Maigret : Auscultation d’un mythe

Le commissaire Jules Maigret est de retour au cinéma. 60 ans après Maigret voit Rouge réalisé par Gilles Grangier concluant la trilogie populaire et réussie avec Jean Gabin, le célèbre commissaire du 36 Quai des Orfèvres a promené sa carrure imposante principalement sur le petit écran. Jean Richard dans les années 1970 puis Bruno Cremer vingt ans après l’ont massifiés à la télévision française avant que les Anglais récupèrent le personnage sous les traits de Rowan « Mr Bean » Atkinson pour une version rosbif de 2016 fidèle et appréciée.
Il est dorénavant grand temps que le héros signé Simenon reprenne ses aises sur grand écran incarné par un géant du cinéma qui s’impatientait à fumer la pipe et enquêter sur une sordide affaire : Gérard Depardieu.

Maigret est tout d’abord l’occasion d’une rencontre : celle de Patrice Leconte et de l’acteur français qui n’avaient pas travaillés ensemble depuis le début de leurs carrières respectives. Simenon et son Maigret les réunissent finalement, Gérard Depardieu acceptant le scénario sans la moindre lecture. Cette nouvelle transposition s’attache à l’esprit de George Simenon tout en prenant des libertés sur le récit originel. Patrice Leconte et son scénariste Jérôme Tonnerre adaptent Maigret et La Jeune Morte dans les grandes lignes selon le réalisateur. La comparaison ne peut être faite faute à la méconnaissance du roman. Ce qui intéresse principalement Patrice Leconte et son scénariste est le commissaire lui-même. Gérard Depardieu incarne un Jules Maigret vieillissant qui a trop enquêté, vu trop de morts en arpentant sans relâche les dédales de Paris. Le commissaire est fatigué se révélant dans le film en plein examen chez le médecin (légiste). Il n’a plus d’appétit, plus d’énergie, plus goût à rien. Maigret est lessivé, portant le poids des années sur ses épaules.

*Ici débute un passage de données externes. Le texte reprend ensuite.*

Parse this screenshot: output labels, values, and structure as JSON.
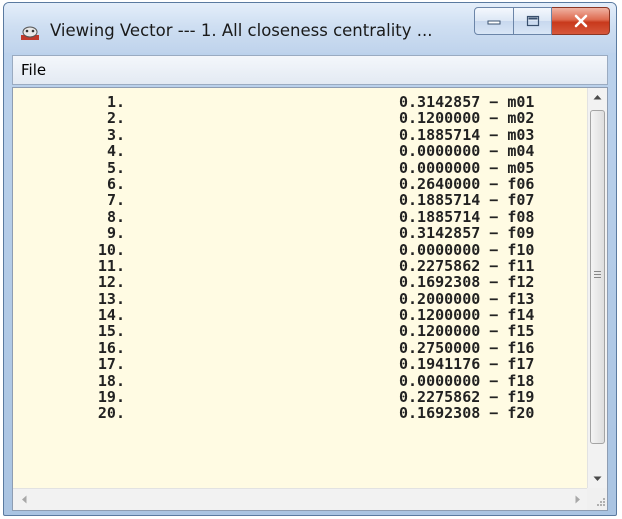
{
  "window": {
    "title": "Viewing Vector  ---  1. All closeness centrality ...",
    "app_icon": "ucinet-app-icon",
    "buttons": {
      "minimize_icon": "minimize-icon",
      "maximize_icon": "maximize-icon",
      "close_icon": "close-icon"
    }
  },
  "menu": {
    "file_label": "File"
  },
  "rows": [
    {
      "index": "1.",
      "value": "0.3142857",
      "node": "m01"
    },
    {
      "index": "2.",
      "value": "0.1200000",
      "node": "m02"
    },
    {
      "index": "3.",
      "value": "0.1885714",
      "node": "m03"
    },
    {
      "index": "4.",
      "value": "0.0000000",
      "node": "m04"
    },
    {
      "index": "5.",
      "value": "0.0000000",
      "node": "m05"
    },
    {
      "index": "6.",
      "value": "0.2640000",
      "node": "f06"
    },
    {
      "index": "7.",
      "value": "0.1885714",
      "node": "f07"
    },
    {
      "index": "8.",
      "value": "0.1885714",
      "node": "f08"
    },
    {
      "index": "9.",
      "value": "0.3142857",
      "node": "f09"
    },
    {
      "index": "10.",
      "value": "0.0000000",
      "node": "f10"
    },
    {
      "index": "11.",
      "value": "0.2275862",
      "node": "f11"
    },
    {
      "index": "12.",
      "value": "0.1692308",
      "node": "f12"
    },
    {
      "index": "13.",
      "value": "0.2000000",
      "node": "f13"
    },
    {
      "index": "14.",
      "value": "0.1200000",
      "node": "f14"
    },
    {
      "index": "15.",
      "value": "0.1200000",
      "node": "f15"
    },
    {
      "index": "16.",
      "value": "0.2750000",
      "node": "f16"
    },
    {
      "index": "17.",
      "value": "0.1941176",
      "node": "f17"
    },
    {
      "index": "18.",
      "value": "0.0000000",
      "node": "f18"
    },
    {
      "index": "19.",
      "value": "0.2275862",
      "node": "f19"
    },
    {
      "index": "20.",
      "value": "0.1692308",
      "node": "f20"
    }
  ],
  "colors": {
    "content_background": "#fffbe3",
    "close_button": "#c8391c",
    "title_bar": "#cfdff2"
  }
}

La grande force de ce nouveau long métrage est Maigret. Il est le sujet du film comme suggéré par le titre en gros sans complément ni précision sur l’affiche. Patrice Leconte observe le personnage, l’ausculte captant son regard, ses sentiments, ses sensations, son souffle, son flair. Le spectateur se retrouve au plus près de cette masse imposante qui se déplace avec difficulté. Gérard Depardieu lui prête à merveille sa carrure monumentale. L’acteur français est un choix idéal pour cette vision finale du héros de Simenon. Après Jean Gabin et Bruno Cremer, il s’aligne incarnant un commissaire bienveillant, protecteur et malin dont le flair ne trompe pas. Il est un protagoniste toujours en mouvement, fantomatique dans cette reconstitution simple d’un Paris des années 1950 sans la moindre protubérance esthétique. Une cour d’immeuble, un parc et des intérieurs captent la photographie grisâtre de Yves Angelo, directeur de la photo et un temps réalisateur notamment avec Les Âmes Grises (2005). Collaborateur de longue date avec Alain Corneau, il s’associe avec Patrice Leconte pour un équilibre fameux rendant l’atmosphère mortifère référence attendue. 

Le film fonctionne parfaitement avec cet équilibre entre états psychologique/physique du commissaire et l’esthétique de film noir souhaitée pour habiller l’histoire. La trame passe en second plan au cœur de ce film où les coupables sont rapidement identifiés. Il ne faut pas la faire au commissaire. L’histoire nous embarque aux basques d’un Maigret essayant de comprendre cette jeunesse en quête de liberté. La jeune morte est une fille perdue de la campagne. Les trains en déposent quotidiennement pour mieux trainer leurs guêtres sur les pavés de Paris. Elles guettent la belle vie parisienne, la libération des tâches ardues à l’usine ou à la ferme. Elles deviennent surtout la chair fraîche pour des prédateurs sans scrupules embrigadées malgré elles dans des petites mœurs. Le commissaire fait face à cette incompréhension, à ses vies qui ne dépendent de rien ou de si peu. Elles deviennent rapidement des cadavres retrouvés la nuit au milieu d’un parc. 

Maigret est une énième transposition authentique du travail de George Simenon. Si Patrice Leconte et Jérôme Tonnerre prennent des libertés idoines pour les besoins du film, ils ne collent jamais à l’hystérisation des adaptations contemporaines des différents détectives célèbres comme Hercule Poirot ou Sherlock Holmes. Maigret est égal à lui-même incarné sans la moindre mégalomanie par Gérard Depardieu qui s’efface sous le chapeau et le manteau. Une incursion singulière et unique qui ne connaîtra point de suite, le but n’est pas là avec ce film classique – dans le sens noble du terme – à la construction antédiluvienne pour notre plus grande joie.